YORK COUNTY, Pa. — A southern York County fire department is receiving equipment and training that could help save a farmer's life.
The Citizens Volunteer Fire Company in Fawn Grove will receive special rescue tubes and training to help prevent grain bin deaths. The company covers 32 square miles in Southern York County where there are many farms and the potential for a grain bin nightmare, according to Chief James Williams.
"Whether it falls in on them from the sides of the wall, or it acts like a quick sand and they sink," explained Chief Williams.
As a career firefighter in Maryland, he has trained for those kind of situations.
"The pressure around each square inch of your body: From your feet to your belly button or chest, there is little to no room for movement," explained Williams.
It can also be difficult to breathe. Though, now, all of Citizens Volunteer firefighters and some other area first responders will be prepared for those kind of emergencies. Nationwide is awarding 48 fire departments across the country, including the Fawn Grove department, with life-saving grain rescue tubes and training.
"We know it's an industry problem that farmers and grain operations people are going into grain bins, and people are dying. That is something that we as a large company - we're involved in agriculture - we need to do something to help," explained Paul Stevenson, a Senior Risk Management Consultant for Nationwide.

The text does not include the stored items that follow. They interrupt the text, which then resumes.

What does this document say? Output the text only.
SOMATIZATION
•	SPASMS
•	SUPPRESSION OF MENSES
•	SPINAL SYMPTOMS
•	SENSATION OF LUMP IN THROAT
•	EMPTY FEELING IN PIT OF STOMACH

Now in its 8th year of advocating for grain bin safety, Nationwide has supplied 200 of the rescue resources to fire departments with four successful rescues since 2014, according to Stevenson.
"I was a farmer, and I understand," he said. "You think, 'time is short,' so you rush through, and you don't think things through."
When it comes to grain bins, Stevenson says Nationwide has a no-entry policy. Though, the insurance company acknowledges farmers have a job to do.. So if a farmer is to go inside, Nationwide advises them to have someone with them or give the local fire department a call so the firefighters know.
"They're shorthanded on the farm, it's not their fault," he added. "We just want them to step back and think about it for a second and say, 'is that worth my life to go in?' and 'have I done the right things before I go in?'"
According to Nationwide, grain bin entrapment is one of the biggest hazards on today’s grain farms. Officials say it takes less than five seconds to become helplessly trapped in flowing grain and less than 30 seconds to become fully engulfed and overwhelmed.